Russians guard the boundary line in the north and U.S. troops in the south 
have erected fortifications on the few highway crossing points, where strict 
security is in effect. 

But the southerly border with Macedonia, which has scant means of its own for 
such operations, has evidently received a lot less attention. 

The KFOR commander visited Macedonian leaders on Wednesday to assure them 
that would change, after the government in Skopje wrote to NATO Secretary 
General George Robertson to express its deep concern that the border was too 
easy to violate. 

A fact-finding mission from NATO, the European Union, the United Nations and 
the Organisation for Security and Cooperation in Europe was visiting the 
region this week and was due to report to NATO on Friday. 

Serbia has proposed a comprehensive peace plan for the area but rules out any 
special status or autonomy.
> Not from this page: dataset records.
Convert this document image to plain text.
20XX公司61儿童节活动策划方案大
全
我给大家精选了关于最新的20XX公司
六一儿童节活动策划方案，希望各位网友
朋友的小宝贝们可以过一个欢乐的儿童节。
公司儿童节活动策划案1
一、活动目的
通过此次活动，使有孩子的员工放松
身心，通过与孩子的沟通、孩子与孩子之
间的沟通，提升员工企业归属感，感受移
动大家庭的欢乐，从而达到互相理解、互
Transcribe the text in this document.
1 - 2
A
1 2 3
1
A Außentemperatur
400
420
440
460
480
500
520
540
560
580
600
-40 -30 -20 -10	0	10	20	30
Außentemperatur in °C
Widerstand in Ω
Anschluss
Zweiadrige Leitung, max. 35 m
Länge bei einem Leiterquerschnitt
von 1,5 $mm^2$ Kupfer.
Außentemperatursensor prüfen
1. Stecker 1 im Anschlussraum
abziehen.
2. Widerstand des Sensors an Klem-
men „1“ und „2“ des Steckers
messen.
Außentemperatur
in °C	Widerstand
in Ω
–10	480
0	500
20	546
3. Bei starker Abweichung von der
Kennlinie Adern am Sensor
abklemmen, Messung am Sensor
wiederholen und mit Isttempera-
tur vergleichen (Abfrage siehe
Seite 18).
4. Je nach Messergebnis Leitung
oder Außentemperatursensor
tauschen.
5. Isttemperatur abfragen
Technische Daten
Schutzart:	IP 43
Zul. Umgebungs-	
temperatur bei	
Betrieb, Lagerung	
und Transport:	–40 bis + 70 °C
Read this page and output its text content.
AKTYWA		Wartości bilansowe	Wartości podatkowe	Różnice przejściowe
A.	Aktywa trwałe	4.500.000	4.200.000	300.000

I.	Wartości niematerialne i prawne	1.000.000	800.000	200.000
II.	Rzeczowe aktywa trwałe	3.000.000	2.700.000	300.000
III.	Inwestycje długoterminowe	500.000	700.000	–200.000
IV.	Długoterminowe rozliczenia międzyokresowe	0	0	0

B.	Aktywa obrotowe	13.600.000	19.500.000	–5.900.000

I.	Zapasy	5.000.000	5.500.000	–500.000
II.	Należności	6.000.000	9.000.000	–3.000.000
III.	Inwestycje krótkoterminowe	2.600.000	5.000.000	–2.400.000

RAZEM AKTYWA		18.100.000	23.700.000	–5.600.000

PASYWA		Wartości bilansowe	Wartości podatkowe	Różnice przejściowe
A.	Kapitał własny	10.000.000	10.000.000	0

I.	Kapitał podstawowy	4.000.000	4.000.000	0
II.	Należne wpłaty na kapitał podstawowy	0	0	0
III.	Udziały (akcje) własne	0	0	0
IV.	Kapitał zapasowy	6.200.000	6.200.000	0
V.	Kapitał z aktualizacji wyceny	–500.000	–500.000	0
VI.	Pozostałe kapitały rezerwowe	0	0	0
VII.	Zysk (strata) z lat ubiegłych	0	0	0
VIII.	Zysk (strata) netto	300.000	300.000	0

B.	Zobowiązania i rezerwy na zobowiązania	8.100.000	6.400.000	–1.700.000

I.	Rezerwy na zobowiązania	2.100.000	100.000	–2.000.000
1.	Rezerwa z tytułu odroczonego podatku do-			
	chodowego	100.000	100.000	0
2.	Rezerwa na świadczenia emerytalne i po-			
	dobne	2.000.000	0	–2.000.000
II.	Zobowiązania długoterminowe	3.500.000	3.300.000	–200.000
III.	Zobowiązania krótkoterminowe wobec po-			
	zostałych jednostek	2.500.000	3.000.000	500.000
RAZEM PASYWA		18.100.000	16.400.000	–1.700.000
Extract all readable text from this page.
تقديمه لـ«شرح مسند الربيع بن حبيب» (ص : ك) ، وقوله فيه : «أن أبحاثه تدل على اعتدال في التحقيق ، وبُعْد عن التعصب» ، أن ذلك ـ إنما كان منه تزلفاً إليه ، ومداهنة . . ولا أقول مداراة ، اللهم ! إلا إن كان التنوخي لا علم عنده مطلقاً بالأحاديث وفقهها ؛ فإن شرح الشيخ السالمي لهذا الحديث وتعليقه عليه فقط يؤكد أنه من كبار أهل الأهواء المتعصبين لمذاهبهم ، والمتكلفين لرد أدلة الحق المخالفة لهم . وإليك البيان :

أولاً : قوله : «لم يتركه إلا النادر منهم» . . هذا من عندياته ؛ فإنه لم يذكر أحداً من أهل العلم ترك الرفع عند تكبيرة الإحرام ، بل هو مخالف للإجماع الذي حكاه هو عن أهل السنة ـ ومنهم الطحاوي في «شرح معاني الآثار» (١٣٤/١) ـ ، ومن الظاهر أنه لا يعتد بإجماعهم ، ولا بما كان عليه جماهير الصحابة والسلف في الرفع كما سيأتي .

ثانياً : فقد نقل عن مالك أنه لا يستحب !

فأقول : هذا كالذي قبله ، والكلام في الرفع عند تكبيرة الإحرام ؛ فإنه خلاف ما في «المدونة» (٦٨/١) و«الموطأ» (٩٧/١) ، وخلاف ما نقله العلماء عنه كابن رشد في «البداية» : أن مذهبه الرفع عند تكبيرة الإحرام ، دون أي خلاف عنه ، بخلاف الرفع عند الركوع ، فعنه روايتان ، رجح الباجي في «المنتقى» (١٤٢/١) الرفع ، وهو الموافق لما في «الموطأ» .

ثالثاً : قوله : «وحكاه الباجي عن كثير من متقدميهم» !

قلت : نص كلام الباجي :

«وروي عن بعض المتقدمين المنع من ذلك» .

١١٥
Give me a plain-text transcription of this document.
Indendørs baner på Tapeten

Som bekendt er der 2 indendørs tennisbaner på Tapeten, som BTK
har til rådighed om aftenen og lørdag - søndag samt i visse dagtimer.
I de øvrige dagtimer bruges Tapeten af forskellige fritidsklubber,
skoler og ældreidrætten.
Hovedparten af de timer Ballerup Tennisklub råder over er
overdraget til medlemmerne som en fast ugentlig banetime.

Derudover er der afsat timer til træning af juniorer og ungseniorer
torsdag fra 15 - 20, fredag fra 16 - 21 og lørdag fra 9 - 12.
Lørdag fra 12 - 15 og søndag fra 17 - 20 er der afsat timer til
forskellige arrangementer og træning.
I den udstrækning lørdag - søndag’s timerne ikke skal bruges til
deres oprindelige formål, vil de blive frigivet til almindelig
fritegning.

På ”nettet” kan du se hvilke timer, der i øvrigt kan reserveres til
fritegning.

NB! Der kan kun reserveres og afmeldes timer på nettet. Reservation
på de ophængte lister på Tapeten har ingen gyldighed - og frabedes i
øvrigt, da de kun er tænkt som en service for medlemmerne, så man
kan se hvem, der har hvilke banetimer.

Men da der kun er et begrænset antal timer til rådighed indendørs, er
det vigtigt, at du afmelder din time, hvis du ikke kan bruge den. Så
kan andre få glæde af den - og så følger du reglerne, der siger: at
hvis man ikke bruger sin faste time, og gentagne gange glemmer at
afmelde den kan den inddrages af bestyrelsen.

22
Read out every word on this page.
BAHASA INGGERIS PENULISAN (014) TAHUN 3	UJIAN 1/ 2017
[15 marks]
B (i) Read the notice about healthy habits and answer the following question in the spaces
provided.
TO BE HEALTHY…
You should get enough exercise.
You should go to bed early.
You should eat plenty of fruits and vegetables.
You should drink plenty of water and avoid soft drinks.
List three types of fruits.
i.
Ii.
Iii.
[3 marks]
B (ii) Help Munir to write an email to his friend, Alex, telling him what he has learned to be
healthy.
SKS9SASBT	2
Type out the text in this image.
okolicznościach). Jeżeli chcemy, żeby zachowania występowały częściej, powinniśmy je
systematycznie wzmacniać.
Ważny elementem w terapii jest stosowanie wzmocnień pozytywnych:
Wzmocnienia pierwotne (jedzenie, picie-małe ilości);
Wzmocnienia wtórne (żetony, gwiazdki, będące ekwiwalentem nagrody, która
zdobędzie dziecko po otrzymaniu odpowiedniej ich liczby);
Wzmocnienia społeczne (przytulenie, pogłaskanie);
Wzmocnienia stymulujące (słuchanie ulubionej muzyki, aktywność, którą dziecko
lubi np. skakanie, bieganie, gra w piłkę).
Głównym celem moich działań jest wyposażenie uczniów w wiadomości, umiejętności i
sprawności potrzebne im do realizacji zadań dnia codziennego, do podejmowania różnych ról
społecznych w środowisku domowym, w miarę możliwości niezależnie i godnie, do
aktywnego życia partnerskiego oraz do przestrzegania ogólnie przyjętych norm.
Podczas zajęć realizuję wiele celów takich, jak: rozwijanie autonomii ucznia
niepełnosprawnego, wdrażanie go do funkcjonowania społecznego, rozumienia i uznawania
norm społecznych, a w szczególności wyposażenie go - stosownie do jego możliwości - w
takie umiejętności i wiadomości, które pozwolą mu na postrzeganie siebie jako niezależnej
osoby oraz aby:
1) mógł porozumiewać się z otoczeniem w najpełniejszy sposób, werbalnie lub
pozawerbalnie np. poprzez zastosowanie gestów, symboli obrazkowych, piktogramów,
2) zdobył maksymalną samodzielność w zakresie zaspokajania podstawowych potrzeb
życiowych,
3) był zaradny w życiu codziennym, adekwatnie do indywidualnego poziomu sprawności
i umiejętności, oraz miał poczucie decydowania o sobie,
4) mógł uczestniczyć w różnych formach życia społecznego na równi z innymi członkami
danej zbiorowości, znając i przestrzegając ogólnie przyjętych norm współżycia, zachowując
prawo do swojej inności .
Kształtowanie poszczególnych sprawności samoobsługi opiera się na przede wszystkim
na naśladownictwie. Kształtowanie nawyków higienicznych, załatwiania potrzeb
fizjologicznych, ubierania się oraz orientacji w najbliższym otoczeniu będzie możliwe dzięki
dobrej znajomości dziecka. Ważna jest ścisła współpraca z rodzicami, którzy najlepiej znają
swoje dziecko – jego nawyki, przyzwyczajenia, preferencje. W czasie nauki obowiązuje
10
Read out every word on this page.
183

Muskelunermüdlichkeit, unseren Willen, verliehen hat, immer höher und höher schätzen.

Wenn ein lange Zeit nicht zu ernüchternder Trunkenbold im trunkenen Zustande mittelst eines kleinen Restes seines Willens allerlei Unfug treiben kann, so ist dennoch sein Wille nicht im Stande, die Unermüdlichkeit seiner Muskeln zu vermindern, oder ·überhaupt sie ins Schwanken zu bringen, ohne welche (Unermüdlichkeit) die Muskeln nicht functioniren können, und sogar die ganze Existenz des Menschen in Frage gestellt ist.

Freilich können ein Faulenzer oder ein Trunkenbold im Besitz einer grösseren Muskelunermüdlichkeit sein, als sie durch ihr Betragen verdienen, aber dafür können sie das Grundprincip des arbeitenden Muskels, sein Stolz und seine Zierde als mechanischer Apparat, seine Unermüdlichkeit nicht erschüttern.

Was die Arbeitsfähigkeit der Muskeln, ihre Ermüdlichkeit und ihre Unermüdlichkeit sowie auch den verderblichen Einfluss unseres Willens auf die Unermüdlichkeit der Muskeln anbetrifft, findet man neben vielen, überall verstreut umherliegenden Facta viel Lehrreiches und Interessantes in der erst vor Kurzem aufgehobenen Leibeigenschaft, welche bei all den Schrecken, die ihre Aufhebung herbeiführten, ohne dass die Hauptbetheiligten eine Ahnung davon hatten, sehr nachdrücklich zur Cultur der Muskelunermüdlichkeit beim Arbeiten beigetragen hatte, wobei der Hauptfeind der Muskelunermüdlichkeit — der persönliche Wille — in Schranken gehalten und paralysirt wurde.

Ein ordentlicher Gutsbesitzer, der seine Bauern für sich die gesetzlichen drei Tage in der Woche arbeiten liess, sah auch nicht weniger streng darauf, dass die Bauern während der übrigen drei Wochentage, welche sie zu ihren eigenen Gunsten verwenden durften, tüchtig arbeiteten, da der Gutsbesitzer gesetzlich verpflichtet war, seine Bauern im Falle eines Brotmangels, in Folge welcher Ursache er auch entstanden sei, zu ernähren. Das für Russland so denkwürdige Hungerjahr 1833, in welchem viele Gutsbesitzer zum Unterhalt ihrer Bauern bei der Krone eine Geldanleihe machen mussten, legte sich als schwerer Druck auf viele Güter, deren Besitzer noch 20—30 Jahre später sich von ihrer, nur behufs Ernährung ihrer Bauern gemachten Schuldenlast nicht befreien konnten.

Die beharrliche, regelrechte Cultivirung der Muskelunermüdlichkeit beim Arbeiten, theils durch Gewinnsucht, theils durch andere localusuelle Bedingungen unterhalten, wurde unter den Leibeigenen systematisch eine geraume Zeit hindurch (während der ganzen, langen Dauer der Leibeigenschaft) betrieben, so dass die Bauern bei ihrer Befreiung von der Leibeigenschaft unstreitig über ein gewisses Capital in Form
It is also urging NATO to eliminate or at least 
narrow the five-km (three-mile) wide buffer zone. 

Serbian efforts to recruit ethnic Albanians into the local police have 
apparently met very little success so far, diplomats say. 

Belgrade had to "demonstrate why they should trust the Serbian government," 
the NATO official said. 

"It's not us that has to be persuaded," he added. NATO "accepts totally that 
they (the Serbian authorities) want a peaceful solution."